Friends, I’m sad to admit it, but……
I am MUCH too reliant on coffee.
My daily blunders, misspoken words, and acts of clumsiness are all proof of this fact.
So, in an effort to remain real with you all, here is another list of confessions and acts of under caffeination.
Sit back. Kick up your feet. And have a laugh.
Confession #1 :
While studying oceans, our family took a field trip to a local aquarium.
This particular aquarium had a small tide pool outdoors, separated from the rest of the exhibits by a sliding door.
I somehow missed the huge sign with bright red letters posted on said door which listed the hours of the tide pool.
So I pushed open the door, and my family and I waltzed into the tide pool area.
As we were enjoying the various sea creatures, an irritated employee approached me, pointed out the sign on the door……
And, much to the dismay of our children, we were escorted out of the tide pool area.
Confession #2 :
Once, for my son’s birthday, I had the wonderful idea of making him a Superman cake to match his Superman theme.
I bought the fancy, shaped cake pan and all the various frosting colors.
The night before his party, I baked the cake.
My mind was filled with all sorts of wonderful thoughts of how this cake would turn out.
I had imagined the “Oohs” and “Aahs” from the party guests, as I politely nodded my thanks.
In my head, this cake would be the center of the party!
Needless to say, the cake did not turn out as imagined.
The frosting was runny, the picture was hard to make out, and my precious Superman cake looked like a super blob.
In my utter frustration, and Hulk-like anger, I picked up the cake and threw it across the kitchen.
Confession #3 :
For my oldest son’s 9th birthday, we took the day off from school and headed down to Disneyland.
Just the boys and I.
I had heard that it might rain, and sure enough when we awoke that morning, the skies were grey.
Regardless, I was determined to have a great day so I got my boys ready, packed snacks, and we headed to the Happiest Place on Earth.
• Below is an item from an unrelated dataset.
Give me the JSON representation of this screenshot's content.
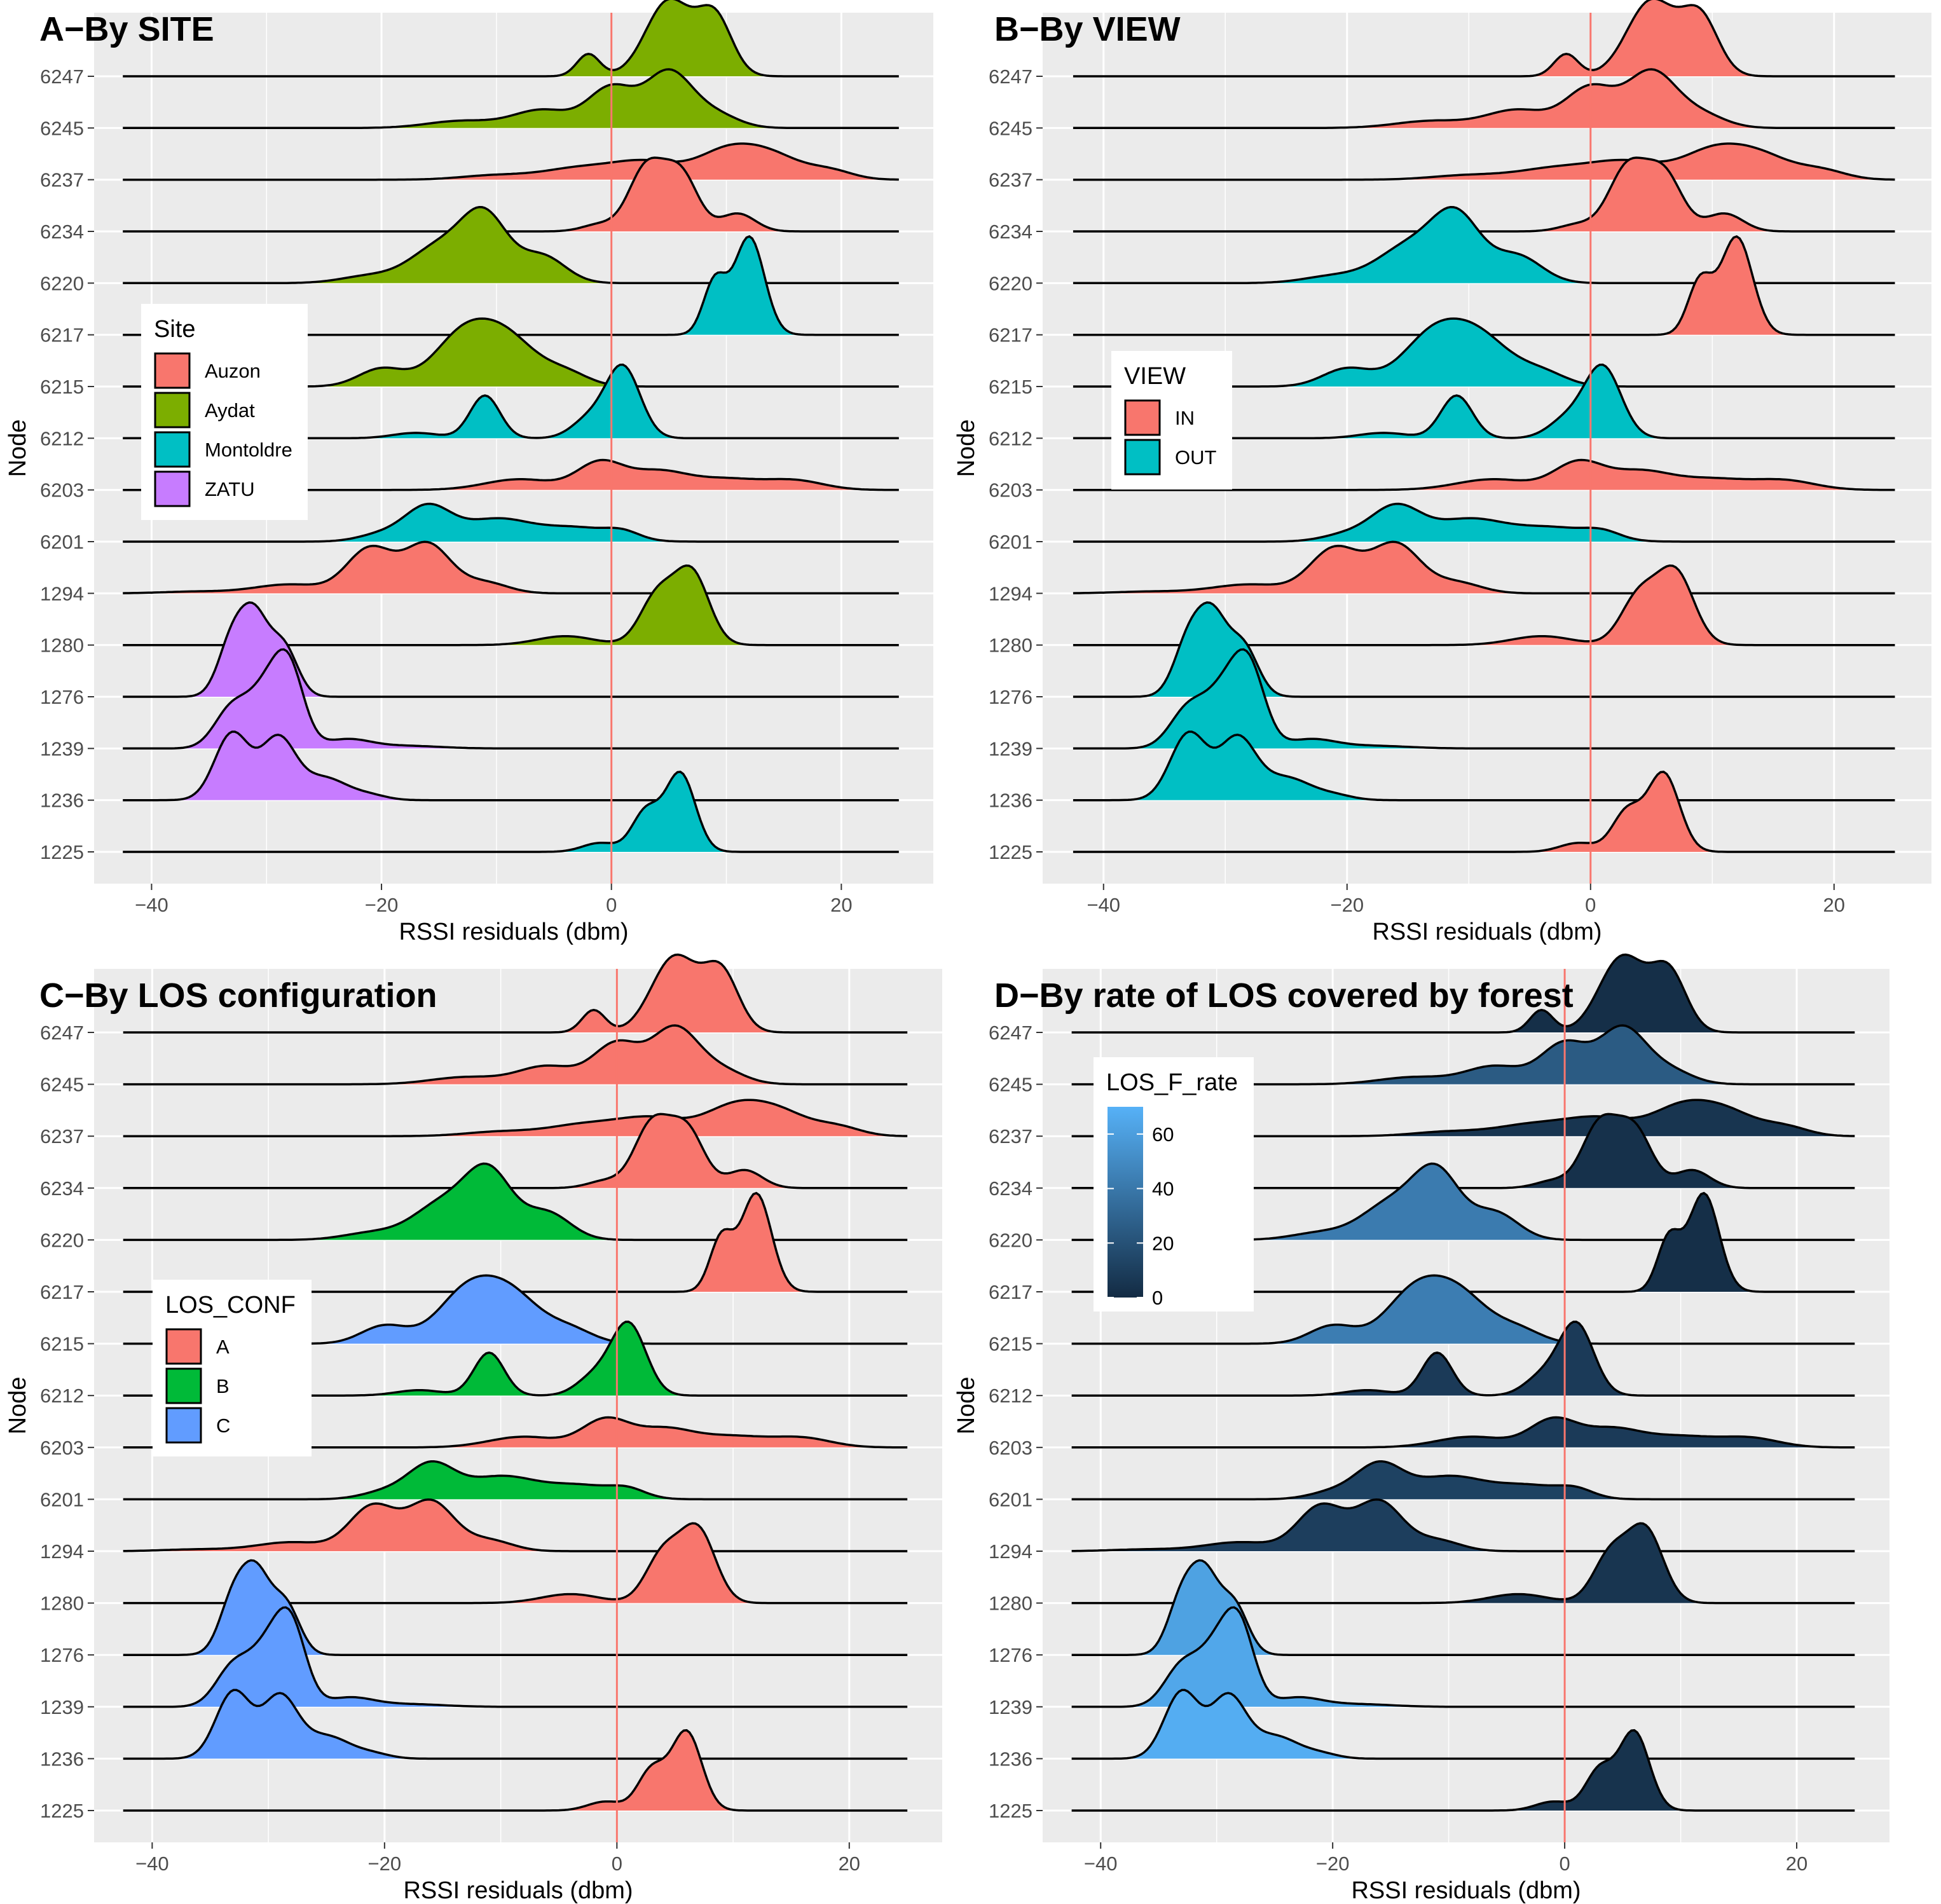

The one thing I forgot was an umbrella.
Was it raining when we got there?
Does Disneyland sell umbrellas?
At least they didn’t on that day.
Their alternative? Selling $30 rain ponchos.
Did I buy them?
Did we get wet?
Confession #4 :
While at church, one Sunday morning, I was gushing about my boys to a new friend.
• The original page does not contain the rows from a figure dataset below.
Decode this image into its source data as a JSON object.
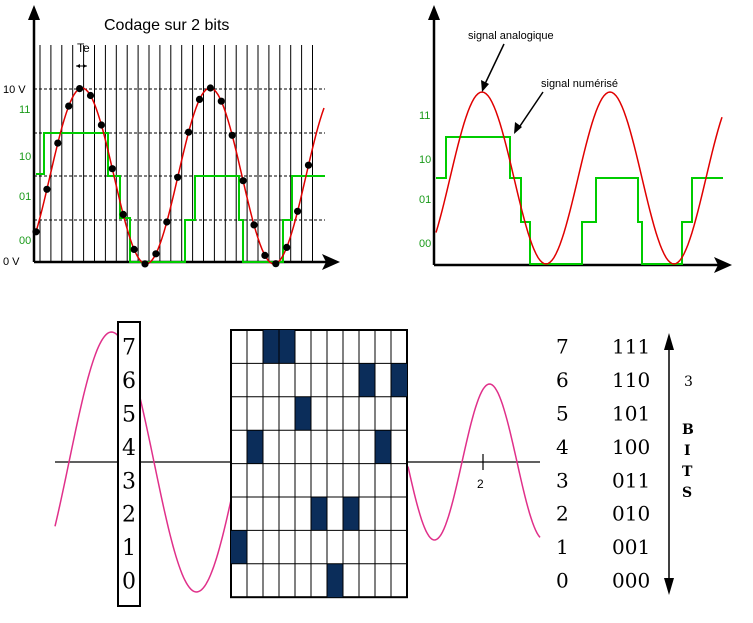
{
  "panel1": {
    "title": "Codage sur 2 bits",
    "te_label": "Te",
    "y_labels": {
      "v10": "10 V",
      "c11": "11",
      "c10": "10",
      "c01": "01",
      "c00": "00",
      "v0": "0 V"
    }
  },
  "panel2": {
    "annotation_analog": "signal analogique",
    "annotation_digital": "signal numérisé",
    "y_labels": [
      "11",
      "10",
      "01",
      "00"
    ]
  },
  "panel3": {
    "levels": [
      "7",
      "6",
      "5",
      "4",
      "3",
      "2",
      "1",
      "0"
    ],
    "codes": [
      "111",
      "110",
      "101",
      "100",
      "011",
      "010",
      "001",
      "000"
    ],
    "axis_tick": "2",
    "bits_number": "3",
    "bits_letters": [
      "B",
      "I",
      "T",
      "S"
    ],
    "grid_filled_levels": [
      1,
      4,
      7,
      7,
      5,
      2,
      0,
      2,
      6,
      4,
      6
    ],
    "colors": {
      "filled": "#0b2d5a",
      "sine": "#e0308a"
    }
  },
  "colors": {
    "analog": "#e00000",
    "digital": "#00cc00",
    "axis": "#000000"
  }
}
I was telling her all about our choice to homeschool, and what a blessing it had been so far.
I was telling her how neither my husband or myself have blonde hair, and yet we have a child with blonde hair and blue eyes.
At least, thats what I thought I told her.
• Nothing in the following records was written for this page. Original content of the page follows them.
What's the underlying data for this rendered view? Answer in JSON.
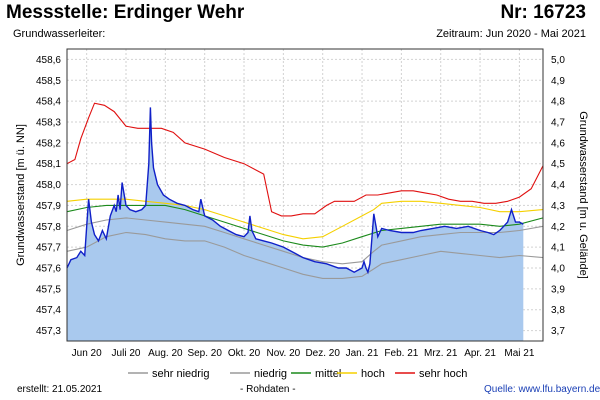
{
  "header": {
    "title": "Messstelle: Erdinger Wehr",
    "number": "Nr: 16723",
    "subtitle": "Grundwasserleiter:",
    "period": "Zeitraum: Jun 2020 - Mai 2021"
  },
  "footer": {
    "created": "erstellt:  21.05.2021",
    "raw": "- Rohdaten -",
    "source": "Quelle: www.lfu.bayern.de"
  },
  "chart_data": {
    "type": "line",
    "title": "",
    "xlabel": "",
    "ylabel": "Grundwasserstand [m ü. NN]",
    "ylabel_right": "Grundwasserstand [m u. Gelände]",
    "ylim": [
      457.25,
      458.65
    ],
    "y_ticks": [
      457.3,
      457.4,
      457.5,
      457.6,
      457.7,
      457.8,
      457.9,
      458.0,
      458.1,
      458.2,
      458.3,
      458.4,
      458.5,
      458.6
    ],
    "y_tick_labels": [
      "457,3",
      "457,4",
      "457,5",
      "457,6",
      "457,7",
      "457,8",
      "457,9",
      "458,0",
      "458,1",
      "458,2",
      "458,3",
      "458,4",
      "458,5",
      "458,6"
    ],
    "y_right_ticks": [
      "3,7",
      "3,8",
      "3,9",
      "4,0",
      "4,1",
      "4,2",
      "4,3",
      "4,4",
      "4,5",
      "4,6",
      "4,7",
      "4,8",
      "4,9",
      "5,0"
    ],
    "x_range": [
      0,
      12.1
    ],
    "x_ticks": [
      {
        "x": 0.5,
        "label": "Jun 20"
      },
      {
        "x": 1.5,
        "label": "Juli 20"
      },
      {
        "x": 2.5,
        "label": "Aug. 20"
      },
      {
        "x": 3.5,
        "label": "Sep. 20"
      },
      {
        "x": 4.5,
        "label": "Okt. 20"
      },
      {
        "x": 5.5,
        "label": "Nov. 20"
      },
      {
        "x": 6.5,
        "label": "Dez. 20"
      },
      {
        "x": 7.5,
        "label": "Jan. 21"
      },
      {
        "x": 8.5,
        "label": "Feb. 21"
      },
      {
        "x": 9.5,
        "label": "Mrz. 21"
      },
      {
        "x": 10.5,
        "label": "Apr. 21"
      },
      {
        "x": 11.5,
        "label": "Mai 21"
      }
    ],
    "grid": true,
    "legend_position": "bottom",
    "series": [
      {
        "name": "sehr niedrig",
        "color": "#9a9a9a",
        "x": [
          0,
          0.5,
          1.0,
          1.5,
          2.0,
          2.5,
          3.0,
          3.5,
          4.0,
          4.5,
          5.0,
          5.5,
          6.0,
          6.5,
          7.0,
          7.5,
          7.75,
          8.0,
          8.5,
          9.0,
          9.5,
          10.0,
          10.5,
          11.0,
          11.5,
          12.1
        ],
        "y": [
          457.68,
          457.7,
          457.75,
          457.77,
          457.76,
          457.74,
          457.73,
          457.73,
          457.7,
          457.66,
          457.63,
          457.6,
          457.57,
          457.55,
          457.55,
          457.56,
          457.59,
          457.62,
          457.64,
          457.66,
          457.68,
          457.67,
          457.66,
          457.65,
          457.66,
          457.65
        ]
      },
      {
        "name": "niedrig",
        "color": "#9a9a9a",
        "x": [
          0,
          0.5,
          1.0,
          1.5,
          2.0,
          2.5,
          3.0,
          3.5,
          4.0,
          4.5,
          5.0,
          5.5,
          6.0,
          6.5,
          7.0,
          7.5,
          7.8,
          8.0,
          8.5,
          9.0,
          9.5,
          10.0,
          10.5,
          11.0,
          11.5,
          12.1
        ],
        "y": [
          457.78,
          457.81,
          457.83,
          457.84,
          457.83,
          457.82,
          457.81,
          457.8,
          457.77,
          457.74,
          457.71,
          457.68,
          457.65,
          457.63,
          457.62,
          457.63,
          457.68,
          457.71,
          457.73,
          457.75,
          457.76,
          457.77,
          457.77,
          457.77,
          457.78,
          457.8
        ]
      },
      {
        "name": "mittel",
        "color": "#1b8a1b",
        "x": [
          0,
          0.5,
          1.0,
          1.5,
          2.0,
          2.5,
          3.0,
          3.5,
          4.0,
          4.5,
          5.0,
          5.5,
          6.0,
          6.5,
          7.0,
          7.5,
          8.0,
          8.5,
          9.0,
          9.5,
          10.0,
          10.5,
          11.0,
          11.5,
          12.1
        ],
        "y": [
          457.87,
          457.89,
          457.9,
          457.9,
          457.9,
          457.9,
          457.88,
          457.85,
          457.82,
          457.79,
          457.76,
          457.73,
          457.71,
          457.7,
          457.72,
          457.75,
          457.78,
          457.79,
          457.8,
          457.81,
          457.81,
          457.81,
          457.8,
          457.81,
          457.84
        ]
      },
      {
        "name": "hoch",
        "color": "#f5d000",
        "x": [
          0,
          0.5,
          1.0,
          1.5,
          2.0,
          2.5,
          3.0,
          3.5,
          4.0,
          4.5,
          5.0,
          5.5,
          6.0,
          6.5,
          7.0,
          7.5,
          7.8,
          8.0,
          8.5,
          9.0,
          9.5,
          10.0,
          10.5,
          11.0,
          11.5,
          12.1
        ],
        "y": [
          457.92,
          457.93,
          457.93,
          457.93,
          457.92,
          457.91,
          457.9,
          457.88,
          457.85,
          457.82,
          457.79,
          457.76,
          457.74,
          457.75,
          457.8,
          457.85,
          457.88,
          457.91,
          457.92,
          457.92,
          457.91,
          457.9,
          457.89,
          457.87,
          457.87,
          457.88
        ]
      },
      {
        "name": "sehr hoch",
        "color": "#e01010",
        "x": [
          0,
          0.2,
          0.35,
          0.55,
          0.7,
          0.95,
          1.2,
          1.5,
          1.8,
          2.1,
          2.4,
          2.7,
          3.0,
          3.5,
          4.0,
          4.5,
          5.0,
          5.2,
          5.45,
          5.7,
          6.0,
          6.3,
          6.6,
          6.8,
          7.0,
          7.3,
          7.6,
          7.9,
          8.2,
          8.5,
          8.8,
          9.1,
          9.4,
          9.7,
          10.0,
          10.3,
          10.6,
          10.9,
          11.2,
          11.5,
          11.8,
          12.1
        ],
        "y": [
          458.1,
          458.12,
          458.22,
          458.32,
          458.39,
          458.38,
          458.35,
          458.28,
          458.27,
          458.27,
          458.27,
          458.25,
          458.2,
          458.17,
          458.13,
          458.1,
          458.05,
          457.87,
          457.85,
          457.85,
          457.86,
          457.86,
          457.9,
          457.92,
          457.92,
          457.92,
          457.95,
          457.95,
          457.96,
          457.97,
          457.97,
          457.96,
          457.95,
          457.93,
          457.92,
          457.92,
          457.91,
          457.91,
          457.92,
          457.94,
          457.98,
          458.09
        ]
      },
      {
        "name": "Rohdaten",
        "color": "#1020c8",
        "fill": "#a9c9ee",
        "in_legend": false,
        "x": [
          0,
          0.1,
          0.25,
          0.35,
          0.45,
          0.5,
          0.55,
          0.62,
          0.7,
          0.8,
          0.9,
          1.0,
          1.1,
          1.2,
          1.25,
          1.3,
          1.35,
          1.4,
          1.5,
          1.6,
          1.75,
          1.9,
          2.0,
          2.08,
          2.12,
          2.15,
          2.2,
          2.3,
          2.45,
          2.6,
          2.8,
          3.0,
          3.2,
          3.35,
          3.4,
          3.5,
          3.7,
          3.9,
          4.1,
          4.3,
          4.5,
          4.6,
          4.65,
          4.7,
          4.8,
          5.0,
          5.2,
          5.5,
          5.8,
          6.0,
          6.3,
          6.6,
          6.9,
          7.1,
          7.3,
          7.5,
          7.55,
          7.6,
          7.65,
          7.7,
          7.8,
          7.9,
          8.0,
          8.2,
          8.5,
          8.8,
          9.0,
          9.3,
          9.6,
          9.9,
          10.2,
          10.5,
          10.7,
          10.85,
          11.0,
          11.1,
          11.2,
          11.3,
          11.4,
          11.5,
          11.6
        ],
        "y": [
          457.6,
          457.64,
          457.65,
          457.68,
          457.66,
          457.8,
          457.93,
          457.82,
          457.76,
          457.73,
          457.78,
          457.74,
          457.85,
          457.9,
          457.87,
          457.95,
          457.88,
          458.01,
          457.9,
          457.88,
          457.87,
          457.88,
          457.9,
          458.1,
          458.37,
          458.2,
          458.08,
          458.0,
          457.95,
          457.93,
          457.91,
          457.9,
          457.88,
          457.87,
          457.93,
          457.85,
          457.83,
          457.8,
          457.78,
          457.76,
          457.75,
          457.77,
          457.85,
          457.78,
          457.74,
          457.73,
          457.72,
          457.7,
          457.67,
          457.65,
          457.63,
          457.62,
          457.6,
          457.6,
          457.58,
          457.6,
          457.63,
          457.6,
          457.58,
          457.62,
          457.86,
          457.75,
          457.79,
          457.78,
          457.77,
          457.77,
          457.78,
          457.79,
          457.8,
          457.79,
          457.8,
          457.78,
          457.77,
          457.76,
          457.78,
          457.8,
          457.82,
          457.88,
          457.82,
          457.82,
          457.81
        ]
      }
    ]
  }
}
What came out instead was,
“Yeah, our youngest has blue hair and blonde eyes.”
I didn’t realize what I had said until I saw the look on her face.
I tried to correct myself, but it was too late.
We had both begun to laugh uncontrollably, and by then there was no point.
So there you have it, friends. Our second installment of Confessions. I’m sure there will be many more to follow. I hope you enjoyed your time here!